Grâce aux frères Goux, la 203 se forge une réputation de robustesse et fiabilité.

« Accomplir le parcours du rallye de Monte-Carlo, capot fermé avec un équipage féminin… ». C’est le nouveau défi que les frères Goux se lancent en ce début 1951.

Une nouvelle fois, la Peugeot 203 (qu’ils commencent à bien connaître) sert de base à la performance. Mais, pour un tel exploit, la préparation va devoir être de haute volée. Le taux de compression est augmenté, passant de 6,8 à 7,3, en gardant toutefois bielles et pistons d’origine. Les tubulures d’admission et d’échappement type Darl’mat avec montage à deux carburateurs ont été adaptées. Une boite de vitesse Cotal est montée en lieu et place de celle d’origine, entrainant la modification du rapport de pont.

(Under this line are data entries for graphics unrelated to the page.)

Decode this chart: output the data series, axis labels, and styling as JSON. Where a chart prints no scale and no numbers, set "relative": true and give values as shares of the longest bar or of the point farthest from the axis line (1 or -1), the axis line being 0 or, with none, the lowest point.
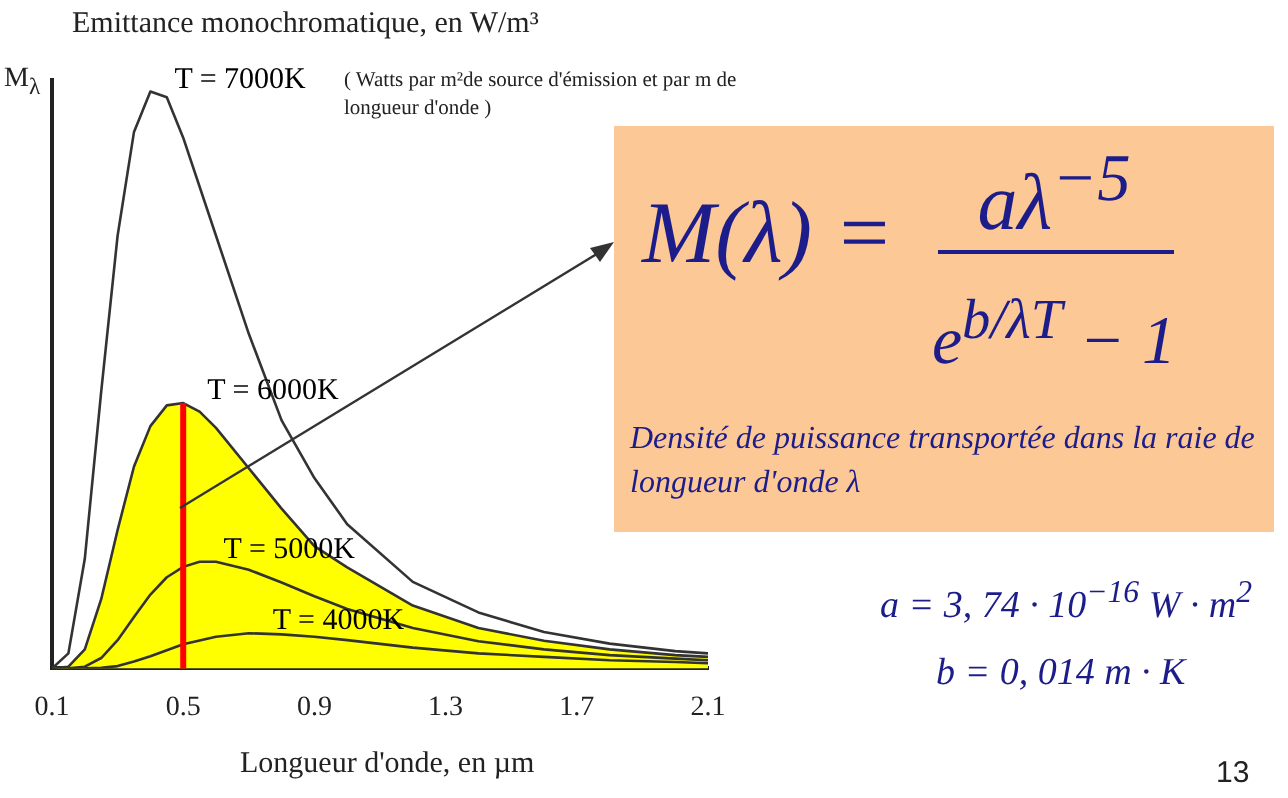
{
  "chart_data": {
    "type": "line",
    "title": "Emittance monochromatique, en W/m³",
    "subtitle": "( Watts par m²de source d'émission et par m de longueur d'onde )",
    "ylabel": "M$_{λ}$",
    "xlabel": "Longueur d'onde, en µm",
    "relative": true,
    "tick_labels": "x",
    "legend": false,
    "grid": false,
    "xlim": [
      0.1,
      2.1
    ],
    "xticks": [
      0.1,
      0.5,
      0.9,
      1.3,
      1.7,
      2.1
    ],
    "series": [
      {
        "name": "T = 6000K",
        "type": "area",
        "color": "#ffff00",
        "x": [
          0.1,
          0.15,
          0.2,
          0.25,
          0.3,
          0.35,
          0.4,
          0.45,
          0.5,
          0.55,
          0.6,
          0.7,
          0.8,
          0.9,
          1.0,
          1.2,
          1.4,
          1.6,
          1.8,
          2.0,
          2.1
        ],
        "values": [
          0,
          0.003,
          0.033,
          0.12,
          0.24,
          0.35,
          0.42,
          0.456,
          0.46,
          0.445,
          0.417,
          0.347,
          0.277,
          0.212,
          0.175,
          0.109,
          0.07,
          0.048,
          0.033,
          0.023,
          0.02
        ]
      },
      {
        "name": "T = 7000K",
        "color": "#333333",
        "x": [
          0.1,
          0.15,
          0.2,
          0.25,
          0.3,
          0.35,
          0.4,
          0.45,
          0.5,
          0.6,
          0.7,
          0.8,
          0.9,
          1.0,
          1.2,
          1.4,
          1.6,
          1.8,
          2.0,
          2.1
        ],
        "values": [
          0,
          0.026,
          0.19,
          0.48,
          0.75,
          0.93,
          1,
          0.99,
          0.92,
          0.75,
          0.58,
          0.43,
          0.33,
          0.25,
          0.15,
          0.097,
          0.063,
          0.043,
          0.03,
          0.026
        ]
      },
      {
        "name": "T = 5000K",
        "color": "#333333",
        "x": [
          0.15,
          0.2,
          0.25,
          0.3,
          0.35,
          0.4,
          0.45,
          0.5,
          0.55,
          0.6,
          0.7,
          0.8,
          0.9,
          1.0,
          1.2,
          1.4,
          1.6,
          1.8,
          2.0,
          2.1
        ],
        "values": [
          0,
          0.003,
          0.018,
          0.049,
          0.089,
          0.128,
          0.158,
          0.176,
          0.185,
          0.185,
          0.171,
          0.149,
          0.125,
          0.103,
          0.07,
          0.047,
          0.033,
          0.023,
          0.017,
          0.014
        ]
      },
      {
        "name": "T = 4000K",
        "color": "#333333",
        "x": [
          0.2,
          0.25,
          0.3,
          0.35,
          0.4,
          0.5,
          0.6,
          0.7,
          0.8,
          0.9,
          1.0,
          1.2,
          1.4,
          1.6,
          1.8,
          2.0,
          2.1
        ],
        "values": [
          0,
          0.001,
          0.004,
          0.012,
          0.021,
          0.042,
          0.055,
          0.061,
          0.059,
          0.055,
          0.049,
          0.036,
          0.026,
          0.02,
          0.014,
          0.011,
          0.009
        ]
      }
    ],
    "ref_lines": [
      {
        "axis": "x",
        "value": 0.5,
        "color": "#ff0000"
      }
    ],
    "annotations": [
      "M(λ) =",
      "aλ$^{−5}$",
      "e$^{b/λT}$ − 1",
      "Densité de puissance transportée dans la raie de longueur d'onde  λ",
      "a = 3, 74 · 10$^{−16}$  W · m$^{2}$",
      "b = 0, 014  m · K",
      "13"
    ]
  }
}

Quatre projecteurs antibrouillard Ducellier sont montés à l’avant, et, chose rare pour l’époque, un projecteur à filtre orange est installé à l’arrière, qui ne s’allume que lors des marche-arrière, ancêtre de nos feux de recul. Deux bobines d’allumage sont présentes, avec inverseur au tableau de bord, ainsi qu’un double avertisseur, et deux résistances de chauffage sur le pare-brise. Des pneumatiques Kleber-Colombes complètent la panoplie des équipements, jantes et amortisseurs restent quant à eux parfaitement conformes à la série.

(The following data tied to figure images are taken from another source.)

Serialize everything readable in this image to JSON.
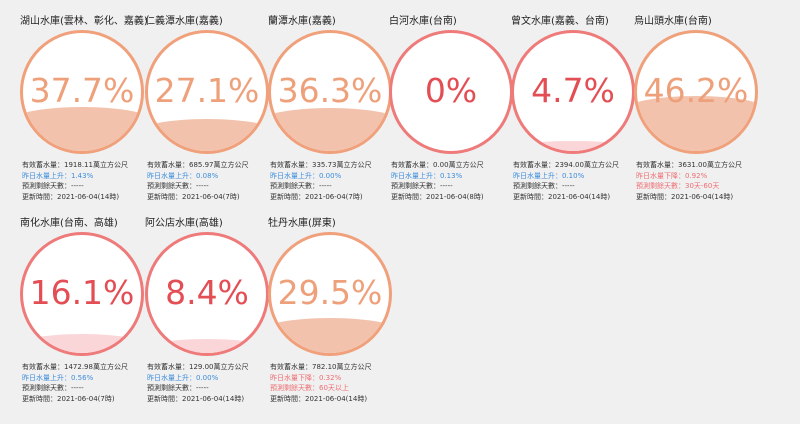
{
  "reservoirs": [
    {
      "name": "湖山水庫(雲林、彰化、嘉義)",
      "percent": "37.7%",
      "level": 0.377,
      "capacity": "有效蓄水量：1918.11萬立方公尺",
      "change": "昨日水量上升：1.43%",
      "trend": "up",
      "days": "預測剩餘天數：-----",
      "updated": "更新時間：2021-06-04(14時)",
      "color": "orange"
    },
    {
      "name": "仁義潭水庫(嘉義)",
      "percent": "27.1%",
      "level": 0.271,
      "capacity": "有效蓄水量：685.97萬立方公尺",
      "change": "昨日水量上升：0.08%",
      "trend": "up",
      "days": "預測剩餘天數：-----",
      "updated": "更新時間：2021-06-04(7時)",
      "color": "orange"
    },
    {
      "name": "蘭潭水庫(嘉義)",
      "percent": "36.3%",
      "level": 0.363,
      "capacity": "有效蓄水量：335.73萬立方公尺",
      "change": "昨日水量上升：0.00%",
      "trend": "up",
      "days": "預測剩餘天數：-----",
      "updated": "更新時間：2021-06-04(7時)",
      "color": "orange"
    },
    {
      "name": "白河水庫(台南)",
      "percent": "0%",
      "level": 0.0,
      "capacity": "有效蓄水量：0.00萬立方公尺",
      "change": "昨日水量上升：0.13%",
      "trend": "up",
      "days": "預測剩餘天數：-----",
      "updated": "更新時間：2021-06-04(8時)",
      "color": "red"
    },
    {
      "name": "曾文水庫(嘉義、台南)",
      "percent": "4.7%",
      "level": 0.047,
      "capacity": "有效蓄水量：2394.00萬立方公尺",
      "change": "昨日水量上升：0.10%",
      "trend": "up",
      "days": "預測剩餘天數：-----",
      "updated": "更新時間：2021-06-04(14時)",
      "color": "red"
    },
    {
      "name": "烏山頭水庫(台南)",
      "percent": "46.2%",
      "level": 0.462,
      "capacity": "有效蓄水量：3631.00萬立方公尺",
      "change": "昨日水量下降：0.92%",
      "trend": "down",
      "days": "預測剩餘天數：30天-60天",
      "updated": "更新時間：2021-06-04(14時)",
      "color": "orange"
    },
    {
      "name": "南化水庫(台南、高雄)",
      "percent": "16.1%",
      "level": 0.161,
      "capacity": "有效蓄水量：1472.98萬立方公尺",
      "change": "昨日水量上升：0.56%",
      "trend": "up",
      "days": "預測剩餘天數：-----",
      "updated": "更新時間：2021-06-04(7時)",
      "color": "red"
    },
    {
      "name": "阿公店水庫(高雄)",
      "percent": "8.4%",
      "level": 0.084,
      "capacity": "有效蓄水量：129.00萬立方公尺",
      "change": "昨日水量上升：0.00%",
      "trend": "up",
      "days": "預測剩餘天數：-----",
      "updated": "更新時間：2021-06-04(14時)",
      "color": "red"
    },
    {
      "name": "牡丹水庫(屏東)",
      "percent": "29.5%",
      "level": 0.295,
      "capacity": "有效蓄水量：782.10萬立方公尺",
      "change": "昨日水量下降：0.32%",
      "trend": "down",
      "days": "預測剩餘天數：60天以上",
      "updated": "更新時間：2021-06-04(14時)",
      "color": "orange"
    }
  ]
}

De nouveau, c’est une victoire pour la préparation « Goux Frères ». La voiture remplit ses objectifs, ralliant Monaco sans encombres et sans avoir jamais obligé ses jeunes pilote et navigatrice à ouvrir le capot.

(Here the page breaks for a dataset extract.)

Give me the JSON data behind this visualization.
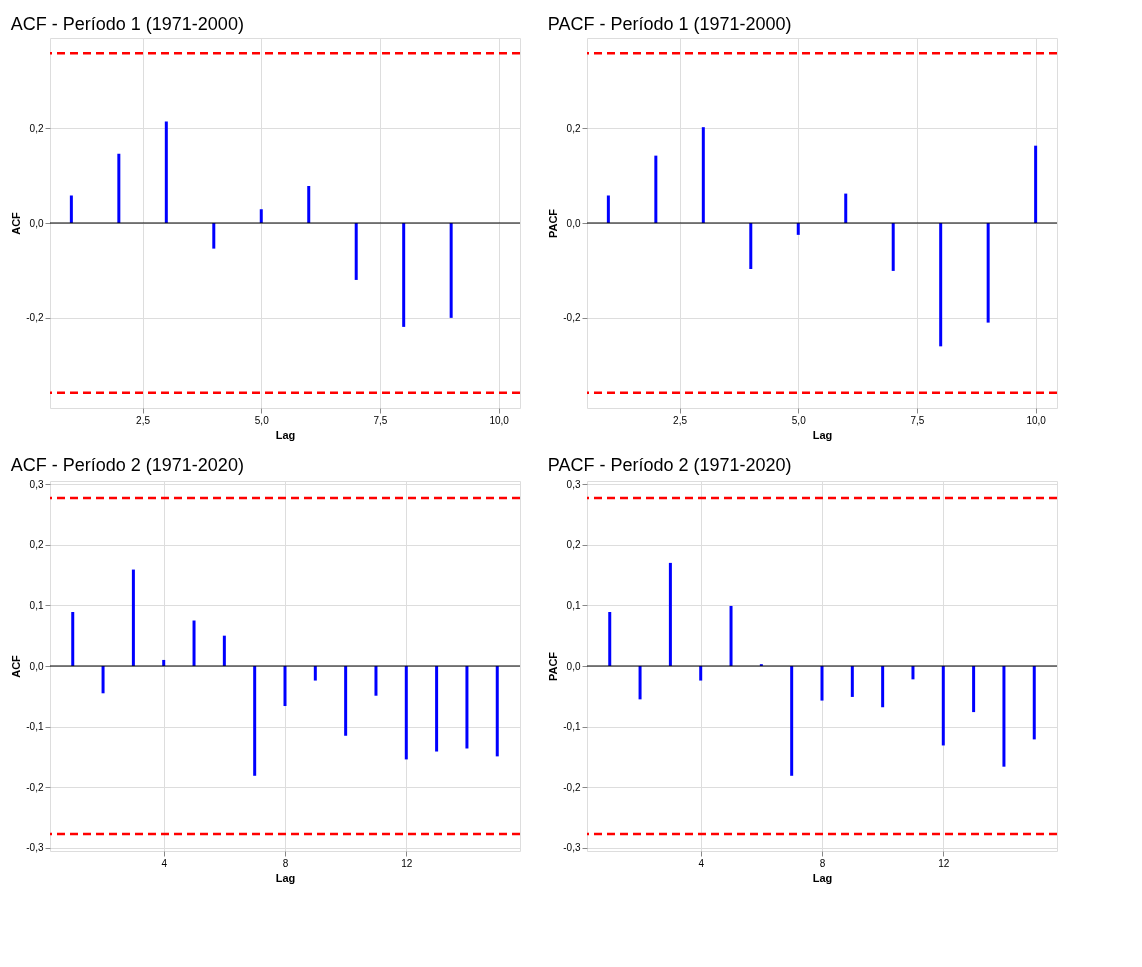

Les deux frères profitent de leurs talents de préparateurs pour participer sur 203 au 1er Tour de France Automobile en septembre 1951. Ils sont vainqueurs de leur catégorie (suivis de deux autres 203, 2éme et 3ème). Et premiers de leur catégorie au « concours de confort » de Vittel, s’il vous plait.

1955

Décembre 1955, une 203 commerciale s’apprête à prendre le départ d’un raid de près de 30 000 km partant de Paris, traversant l’Afrique pour atteindre Bangui au final. Le raid servira de prétexte au tournage de reportages pour la télévision, activité alors naissante. L’équipage composé de trois femmes devra pouvoir compter sur la voiture dans cette aventure incroyable. Le chargement est impressionnant, entre le matériel de prises de vues, les effets personnels, les éléments de survie, le carburant, les roues de secours, et quelques pièces détachées. Tout trouve sa place dans des aménagements sur-mesure. Comme de juste, la 203 donnera toute satisfaction, en parcourant l’intégralité du périple sans poser de problème. La fiabilité renforcée par la préparation des frères Goux a fait une fois encore toutes ses preuves.

1956

Dernier coup d’éclat dans leur carrière, les frères Goux sont fiers de poser aux côtés de Chantal (ma mère, fille de Marcel) sur le circuit de Monthlery. Leur création, la G.F. vient d’y effectuer ses premiers tours de roue.

Marcel Goux s’est éteint en 1990, Maurice lui a survécu jusqu’en 2006. Tous deux reposent avec leurs épouses dans le petit cimetière de Pirey, proche de Besançon, non loin de Sochaux.